Search code examples
cgccarmloop-unrolling

How to tell the compiler to unroll this loop


I have the following loop that I am running on an ARM processor.

// pin here is pointer to some part of an array
for (i = 0; i < v->numelements; i++)
{
    pe   = pptr[i];
    peParent = pe->parent;

    SPHERE  *ps = (SPHERE *)(pe->data);

    pin[0] = FLOAT2FIX(ps->rad2);
    pin[1] = *peParent->procs->pe_intersect == &SphPeIntersect;
    fixifyVector( &pin[2], ps->center ); // Is an inline function

    pin = pin + 5;
}

By the slow performance of the loop, I can judge that the compiler was unable to unroll this loop, as when I manually do the unrolling, it becomes quite fast. I think the compiler is getting confused by the pin pointer. Can we use restrict keyword to help the compiler here, or is restrict only reserved for function parameters? In general how can we tell the compiler to unroll it and don't worry about the pin pointer.


Solution

  • To tell gcc to unroll all loops you can use the optimization flag -funroll-loops.
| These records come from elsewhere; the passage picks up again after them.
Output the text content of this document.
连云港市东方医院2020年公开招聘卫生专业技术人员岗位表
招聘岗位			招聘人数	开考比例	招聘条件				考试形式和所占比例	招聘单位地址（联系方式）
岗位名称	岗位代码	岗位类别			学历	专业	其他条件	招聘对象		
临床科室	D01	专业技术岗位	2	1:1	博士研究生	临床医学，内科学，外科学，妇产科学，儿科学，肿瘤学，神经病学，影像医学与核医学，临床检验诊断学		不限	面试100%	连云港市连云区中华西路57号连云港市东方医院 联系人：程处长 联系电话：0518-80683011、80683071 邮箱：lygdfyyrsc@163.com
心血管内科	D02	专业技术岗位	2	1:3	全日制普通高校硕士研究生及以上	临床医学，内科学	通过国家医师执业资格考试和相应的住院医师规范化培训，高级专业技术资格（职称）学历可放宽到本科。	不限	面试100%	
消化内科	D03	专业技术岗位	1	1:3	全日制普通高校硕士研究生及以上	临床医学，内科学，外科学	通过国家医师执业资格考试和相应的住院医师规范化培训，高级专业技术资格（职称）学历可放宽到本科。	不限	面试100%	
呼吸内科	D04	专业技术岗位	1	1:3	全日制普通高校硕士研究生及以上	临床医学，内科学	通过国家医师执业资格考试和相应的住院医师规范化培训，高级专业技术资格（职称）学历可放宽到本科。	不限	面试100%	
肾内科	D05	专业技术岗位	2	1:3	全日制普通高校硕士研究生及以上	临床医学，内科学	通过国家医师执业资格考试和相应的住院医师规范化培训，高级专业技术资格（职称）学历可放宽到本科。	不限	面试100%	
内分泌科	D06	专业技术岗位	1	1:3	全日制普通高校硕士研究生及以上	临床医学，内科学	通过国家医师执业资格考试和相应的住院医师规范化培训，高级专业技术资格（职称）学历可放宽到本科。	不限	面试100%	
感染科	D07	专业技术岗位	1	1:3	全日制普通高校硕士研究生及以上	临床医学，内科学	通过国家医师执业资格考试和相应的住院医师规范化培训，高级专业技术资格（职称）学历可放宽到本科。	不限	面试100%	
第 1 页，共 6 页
    To unroll only a specific loop you can use:

    __attribute__((optimize("unroll-loops")))
    

    see this answer for more details.

    Edit

    If the compiler cannot determine the number of iterations of the loop upon entry you will need to use -funroll-all-loops. Note that from the documentation: "Unroll all loops, even if their number of iterations is uncertain when the loop is entered. This usually makes programs run more slowly."